This blog entry brings together instructions from various other source on the internet, for a particular scenario:
- Compaq Evo N1015v laptop (“the Laptop”) – should work on many other machines though
- CDROM drive is faulty – cannot boot or read from it
- Network card/BIOS cannot natively boot from the network
- Cannot boot from USB
- The Laptop does however have a floppy drive
- Windows is currently installed on the Laptop
- Another Windows-based computer (“the PC”) is available and both machines are networked and connected to the internet
The objective was originally to have XBMC running on a now-defunct laptop. Unfortunately it transpired that the graphics card was too old and obsolete to be supported by XBMC. Nevertheless, we can still use the Laptop for many other purposes.
- Find out what network card is installed on the Laptop. In my case this was easy – within Windows, the device manager told me it was a Realtek RTL8139 something-or-other. Otherwise, Google can help.
- Still within Windows on the Laptop, use the gPXE ROM-o-matic to create a bootable floppy disk for this network card. Very easy. Select the most recent “production release” >here<. Choose the correct NIC type (in my case “rtl8139”) and click “Get Image”.
- Still within Windows on the Laptop, write that disk image to a floppy disk using RawWrite.

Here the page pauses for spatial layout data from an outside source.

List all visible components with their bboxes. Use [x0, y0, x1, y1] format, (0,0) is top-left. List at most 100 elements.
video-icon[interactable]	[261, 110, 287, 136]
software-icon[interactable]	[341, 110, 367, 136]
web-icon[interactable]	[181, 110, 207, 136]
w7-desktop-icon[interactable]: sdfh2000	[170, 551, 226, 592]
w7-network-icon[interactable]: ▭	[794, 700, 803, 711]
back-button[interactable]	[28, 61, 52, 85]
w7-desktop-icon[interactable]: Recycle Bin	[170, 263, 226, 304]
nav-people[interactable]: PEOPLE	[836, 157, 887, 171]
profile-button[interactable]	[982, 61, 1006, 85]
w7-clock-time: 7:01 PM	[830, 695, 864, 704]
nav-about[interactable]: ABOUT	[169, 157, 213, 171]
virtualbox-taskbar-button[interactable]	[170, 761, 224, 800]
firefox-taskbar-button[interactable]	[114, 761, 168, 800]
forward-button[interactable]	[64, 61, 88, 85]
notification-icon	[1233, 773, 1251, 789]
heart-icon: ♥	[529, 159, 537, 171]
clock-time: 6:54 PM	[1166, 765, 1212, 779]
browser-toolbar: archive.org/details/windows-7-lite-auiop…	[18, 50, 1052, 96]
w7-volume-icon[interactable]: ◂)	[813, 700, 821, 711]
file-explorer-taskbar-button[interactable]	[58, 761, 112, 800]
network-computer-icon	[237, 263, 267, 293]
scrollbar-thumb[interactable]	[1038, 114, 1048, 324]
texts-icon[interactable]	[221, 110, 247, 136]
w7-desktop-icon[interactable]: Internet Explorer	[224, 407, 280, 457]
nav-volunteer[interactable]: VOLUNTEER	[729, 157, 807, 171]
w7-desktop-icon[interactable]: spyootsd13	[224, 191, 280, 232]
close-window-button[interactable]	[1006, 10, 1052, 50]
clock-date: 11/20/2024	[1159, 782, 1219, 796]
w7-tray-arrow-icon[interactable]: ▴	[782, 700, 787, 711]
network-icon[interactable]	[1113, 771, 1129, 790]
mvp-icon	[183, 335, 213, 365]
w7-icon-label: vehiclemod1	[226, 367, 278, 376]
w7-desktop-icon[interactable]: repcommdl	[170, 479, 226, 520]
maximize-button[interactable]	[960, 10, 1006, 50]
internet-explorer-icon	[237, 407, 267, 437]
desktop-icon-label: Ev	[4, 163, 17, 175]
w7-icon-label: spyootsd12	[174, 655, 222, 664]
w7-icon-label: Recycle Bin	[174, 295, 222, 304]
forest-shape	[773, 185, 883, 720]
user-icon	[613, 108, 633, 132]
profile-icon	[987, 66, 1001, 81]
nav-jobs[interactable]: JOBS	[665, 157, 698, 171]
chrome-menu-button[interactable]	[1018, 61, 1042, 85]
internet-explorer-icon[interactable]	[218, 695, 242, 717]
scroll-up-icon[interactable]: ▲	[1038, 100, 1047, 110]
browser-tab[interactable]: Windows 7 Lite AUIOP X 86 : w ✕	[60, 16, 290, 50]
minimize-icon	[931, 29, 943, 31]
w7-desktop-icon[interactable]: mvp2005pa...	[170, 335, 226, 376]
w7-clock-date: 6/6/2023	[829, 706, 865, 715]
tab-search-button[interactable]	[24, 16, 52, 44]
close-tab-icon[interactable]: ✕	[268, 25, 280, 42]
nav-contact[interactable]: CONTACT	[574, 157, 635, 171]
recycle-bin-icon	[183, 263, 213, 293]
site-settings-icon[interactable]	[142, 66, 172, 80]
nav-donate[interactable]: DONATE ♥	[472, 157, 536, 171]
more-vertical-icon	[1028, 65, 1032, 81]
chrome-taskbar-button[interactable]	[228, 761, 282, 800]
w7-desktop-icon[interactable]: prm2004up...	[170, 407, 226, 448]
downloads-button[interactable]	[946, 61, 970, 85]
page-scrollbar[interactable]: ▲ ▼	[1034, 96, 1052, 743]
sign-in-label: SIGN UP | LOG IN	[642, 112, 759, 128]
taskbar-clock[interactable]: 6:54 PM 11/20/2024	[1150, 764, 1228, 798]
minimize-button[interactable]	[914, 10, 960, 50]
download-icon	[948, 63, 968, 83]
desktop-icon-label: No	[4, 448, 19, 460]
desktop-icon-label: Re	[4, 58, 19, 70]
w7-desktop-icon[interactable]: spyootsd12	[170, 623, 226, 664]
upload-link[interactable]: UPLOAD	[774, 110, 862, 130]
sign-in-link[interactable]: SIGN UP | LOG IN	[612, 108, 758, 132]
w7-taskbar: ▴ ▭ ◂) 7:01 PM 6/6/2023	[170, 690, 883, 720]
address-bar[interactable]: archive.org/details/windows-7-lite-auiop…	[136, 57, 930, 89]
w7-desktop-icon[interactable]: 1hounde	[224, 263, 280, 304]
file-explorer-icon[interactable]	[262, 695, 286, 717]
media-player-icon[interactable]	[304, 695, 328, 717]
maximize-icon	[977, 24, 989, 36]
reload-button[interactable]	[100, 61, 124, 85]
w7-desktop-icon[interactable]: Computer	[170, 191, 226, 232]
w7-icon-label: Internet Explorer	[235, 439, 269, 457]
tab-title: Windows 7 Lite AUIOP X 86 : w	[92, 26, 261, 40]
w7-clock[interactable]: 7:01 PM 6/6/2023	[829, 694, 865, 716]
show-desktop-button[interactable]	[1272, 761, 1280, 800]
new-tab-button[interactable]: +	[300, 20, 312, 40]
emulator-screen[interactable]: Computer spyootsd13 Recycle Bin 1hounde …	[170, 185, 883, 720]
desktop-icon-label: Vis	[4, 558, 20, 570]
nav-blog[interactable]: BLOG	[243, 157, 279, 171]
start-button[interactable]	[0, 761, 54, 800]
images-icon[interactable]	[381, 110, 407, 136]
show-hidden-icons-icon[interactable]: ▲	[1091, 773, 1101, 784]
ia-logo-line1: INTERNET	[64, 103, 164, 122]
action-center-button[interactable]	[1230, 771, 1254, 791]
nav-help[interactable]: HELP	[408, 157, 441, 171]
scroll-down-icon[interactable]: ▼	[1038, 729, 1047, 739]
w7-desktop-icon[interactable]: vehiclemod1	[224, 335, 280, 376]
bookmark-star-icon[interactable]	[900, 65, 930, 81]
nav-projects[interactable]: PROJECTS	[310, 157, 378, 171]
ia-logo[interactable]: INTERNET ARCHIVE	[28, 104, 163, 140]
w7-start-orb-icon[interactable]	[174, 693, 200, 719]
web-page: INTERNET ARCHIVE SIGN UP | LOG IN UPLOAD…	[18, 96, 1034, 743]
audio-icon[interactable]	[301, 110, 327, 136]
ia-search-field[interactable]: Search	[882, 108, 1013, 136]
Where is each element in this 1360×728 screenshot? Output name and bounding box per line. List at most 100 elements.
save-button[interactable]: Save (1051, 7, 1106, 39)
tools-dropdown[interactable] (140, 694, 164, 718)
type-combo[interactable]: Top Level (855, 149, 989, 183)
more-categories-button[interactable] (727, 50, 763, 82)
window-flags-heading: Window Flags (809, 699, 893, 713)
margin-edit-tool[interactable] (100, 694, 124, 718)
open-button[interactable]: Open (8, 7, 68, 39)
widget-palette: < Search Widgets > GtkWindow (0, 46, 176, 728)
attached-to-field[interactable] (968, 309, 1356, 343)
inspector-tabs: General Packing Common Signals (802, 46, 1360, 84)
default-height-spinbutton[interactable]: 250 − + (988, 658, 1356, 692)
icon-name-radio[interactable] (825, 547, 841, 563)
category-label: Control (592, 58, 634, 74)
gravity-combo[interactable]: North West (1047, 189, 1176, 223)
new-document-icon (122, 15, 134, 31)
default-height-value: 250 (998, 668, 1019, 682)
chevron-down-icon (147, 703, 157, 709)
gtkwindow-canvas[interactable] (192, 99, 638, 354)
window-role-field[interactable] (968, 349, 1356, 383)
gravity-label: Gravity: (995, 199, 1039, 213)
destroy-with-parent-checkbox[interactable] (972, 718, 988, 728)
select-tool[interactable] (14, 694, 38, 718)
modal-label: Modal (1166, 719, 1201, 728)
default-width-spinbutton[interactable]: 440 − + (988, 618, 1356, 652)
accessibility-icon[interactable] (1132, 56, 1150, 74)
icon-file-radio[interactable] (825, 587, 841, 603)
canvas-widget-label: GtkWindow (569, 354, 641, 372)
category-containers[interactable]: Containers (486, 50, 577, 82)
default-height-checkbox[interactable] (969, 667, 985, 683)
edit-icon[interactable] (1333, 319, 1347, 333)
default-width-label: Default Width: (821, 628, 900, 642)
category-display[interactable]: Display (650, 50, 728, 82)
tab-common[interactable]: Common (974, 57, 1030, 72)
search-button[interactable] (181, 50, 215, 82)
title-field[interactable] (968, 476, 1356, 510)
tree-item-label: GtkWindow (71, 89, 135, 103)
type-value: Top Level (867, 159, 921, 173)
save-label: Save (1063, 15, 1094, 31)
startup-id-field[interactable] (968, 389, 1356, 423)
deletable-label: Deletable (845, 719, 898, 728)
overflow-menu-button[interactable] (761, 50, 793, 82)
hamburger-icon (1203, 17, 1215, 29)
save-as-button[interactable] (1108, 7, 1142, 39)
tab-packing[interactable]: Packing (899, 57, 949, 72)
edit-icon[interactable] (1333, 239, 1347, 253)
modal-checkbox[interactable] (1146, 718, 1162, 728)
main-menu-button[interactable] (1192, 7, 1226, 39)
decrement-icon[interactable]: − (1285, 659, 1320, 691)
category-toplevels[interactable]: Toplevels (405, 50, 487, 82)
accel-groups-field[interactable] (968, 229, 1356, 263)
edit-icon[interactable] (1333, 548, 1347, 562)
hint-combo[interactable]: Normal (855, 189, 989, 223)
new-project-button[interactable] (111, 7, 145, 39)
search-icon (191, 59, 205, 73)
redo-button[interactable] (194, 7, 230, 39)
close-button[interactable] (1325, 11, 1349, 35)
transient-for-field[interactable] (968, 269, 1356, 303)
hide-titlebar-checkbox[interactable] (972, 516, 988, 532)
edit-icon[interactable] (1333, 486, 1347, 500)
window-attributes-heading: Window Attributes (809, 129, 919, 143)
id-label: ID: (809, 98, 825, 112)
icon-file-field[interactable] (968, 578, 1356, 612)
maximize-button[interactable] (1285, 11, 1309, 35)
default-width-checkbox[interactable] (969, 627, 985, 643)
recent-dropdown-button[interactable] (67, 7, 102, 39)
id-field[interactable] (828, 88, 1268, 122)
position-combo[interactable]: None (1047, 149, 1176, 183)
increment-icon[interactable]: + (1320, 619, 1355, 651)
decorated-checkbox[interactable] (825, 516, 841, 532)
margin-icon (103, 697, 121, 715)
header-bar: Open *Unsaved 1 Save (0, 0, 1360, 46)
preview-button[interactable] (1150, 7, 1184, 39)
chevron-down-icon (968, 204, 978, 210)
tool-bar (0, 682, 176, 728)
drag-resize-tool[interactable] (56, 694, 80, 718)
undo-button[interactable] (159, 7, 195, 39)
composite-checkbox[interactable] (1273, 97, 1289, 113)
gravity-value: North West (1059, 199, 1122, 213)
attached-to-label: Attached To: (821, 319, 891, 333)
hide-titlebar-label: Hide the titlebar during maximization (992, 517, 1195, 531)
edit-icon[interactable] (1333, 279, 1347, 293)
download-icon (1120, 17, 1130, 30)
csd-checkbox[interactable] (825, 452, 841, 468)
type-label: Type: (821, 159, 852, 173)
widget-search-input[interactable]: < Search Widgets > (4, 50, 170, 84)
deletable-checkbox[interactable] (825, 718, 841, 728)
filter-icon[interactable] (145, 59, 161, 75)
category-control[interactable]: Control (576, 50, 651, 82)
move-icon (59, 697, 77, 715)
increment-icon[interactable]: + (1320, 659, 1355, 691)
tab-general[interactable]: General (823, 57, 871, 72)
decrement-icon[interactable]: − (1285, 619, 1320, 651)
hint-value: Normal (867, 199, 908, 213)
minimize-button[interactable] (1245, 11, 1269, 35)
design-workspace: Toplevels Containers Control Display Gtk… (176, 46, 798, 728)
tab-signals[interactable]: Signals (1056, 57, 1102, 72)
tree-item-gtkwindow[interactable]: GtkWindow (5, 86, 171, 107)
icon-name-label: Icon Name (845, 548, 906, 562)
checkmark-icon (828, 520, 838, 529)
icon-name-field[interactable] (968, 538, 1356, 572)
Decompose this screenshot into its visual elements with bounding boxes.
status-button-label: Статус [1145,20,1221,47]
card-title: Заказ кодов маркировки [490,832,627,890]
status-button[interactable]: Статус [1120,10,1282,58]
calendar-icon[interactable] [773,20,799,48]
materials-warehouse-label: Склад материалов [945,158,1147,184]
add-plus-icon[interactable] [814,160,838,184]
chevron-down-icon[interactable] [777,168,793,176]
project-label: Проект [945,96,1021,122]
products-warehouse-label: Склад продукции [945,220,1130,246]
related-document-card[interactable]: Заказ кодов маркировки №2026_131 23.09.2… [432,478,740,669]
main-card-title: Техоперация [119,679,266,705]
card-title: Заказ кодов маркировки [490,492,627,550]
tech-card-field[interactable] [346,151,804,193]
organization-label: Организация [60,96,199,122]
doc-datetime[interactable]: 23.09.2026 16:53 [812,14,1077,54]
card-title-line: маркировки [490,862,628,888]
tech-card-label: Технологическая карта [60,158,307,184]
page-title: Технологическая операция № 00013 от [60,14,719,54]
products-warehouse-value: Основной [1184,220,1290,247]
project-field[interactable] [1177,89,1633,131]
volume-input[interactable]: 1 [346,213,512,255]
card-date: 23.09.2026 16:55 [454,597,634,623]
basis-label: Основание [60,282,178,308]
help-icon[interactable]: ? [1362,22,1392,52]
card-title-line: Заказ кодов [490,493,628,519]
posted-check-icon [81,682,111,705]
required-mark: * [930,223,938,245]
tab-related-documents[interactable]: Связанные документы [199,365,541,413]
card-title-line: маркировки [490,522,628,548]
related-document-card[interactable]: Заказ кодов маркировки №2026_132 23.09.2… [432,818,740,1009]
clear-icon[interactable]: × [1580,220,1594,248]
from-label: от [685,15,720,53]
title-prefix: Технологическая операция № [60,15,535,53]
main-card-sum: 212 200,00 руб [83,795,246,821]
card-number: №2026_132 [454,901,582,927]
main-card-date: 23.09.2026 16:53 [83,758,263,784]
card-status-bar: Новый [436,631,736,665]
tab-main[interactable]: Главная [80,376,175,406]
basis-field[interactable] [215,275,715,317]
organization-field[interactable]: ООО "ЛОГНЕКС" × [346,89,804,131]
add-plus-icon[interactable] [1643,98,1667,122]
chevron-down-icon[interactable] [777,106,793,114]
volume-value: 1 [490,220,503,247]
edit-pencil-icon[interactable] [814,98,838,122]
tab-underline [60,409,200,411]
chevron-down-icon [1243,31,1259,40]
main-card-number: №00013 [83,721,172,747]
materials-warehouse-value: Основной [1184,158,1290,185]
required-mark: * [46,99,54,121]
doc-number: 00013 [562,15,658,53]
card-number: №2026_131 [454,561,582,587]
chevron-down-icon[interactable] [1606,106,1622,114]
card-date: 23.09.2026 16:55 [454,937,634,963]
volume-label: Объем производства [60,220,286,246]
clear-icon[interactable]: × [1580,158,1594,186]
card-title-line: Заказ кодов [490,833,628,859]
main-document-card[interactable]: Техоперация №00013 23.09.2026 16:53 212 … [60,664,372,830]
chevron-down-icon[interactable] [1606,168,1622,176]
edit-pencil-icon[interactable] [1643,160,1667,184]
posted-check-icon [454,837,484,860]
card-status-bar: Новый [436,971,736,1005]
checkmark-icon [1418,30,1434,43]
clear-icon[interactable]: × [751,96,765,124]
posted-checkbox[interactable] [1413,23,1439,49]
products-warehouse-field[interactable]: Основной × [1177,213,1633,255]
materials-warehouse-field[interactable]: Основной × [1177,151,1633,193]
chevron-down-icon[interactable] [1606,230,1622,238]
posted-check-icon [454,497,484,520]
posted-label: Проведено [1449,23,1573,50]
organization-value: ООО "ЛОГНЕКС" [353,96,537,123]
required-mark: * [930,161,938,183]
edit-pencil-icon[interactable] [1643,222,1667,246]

- Following the instructions on the Ubuntu documentation site, download the appropriate netboot files for your architechture and set up tftpd32 on the PC.
- With tftpd32 running on the PC, reboot the Laptop from the floppy (set BIOS to boot from floppy first). This should automatically boot into the Ubuntu installer – select “install” and proceed with Ubuntu installation over the internet. This will take a long time, even over a fast internet connection!
- If the installation is on an older machine, it would be worth selecting “Xubuntu desktop” (rather than “Ubuntu desktop”) at the software selection screen. This installs a leaner desktop system. After the installation is complete, run aptitude from the command line or Synaptic Package Manager from the desktop to choose any other software packages required.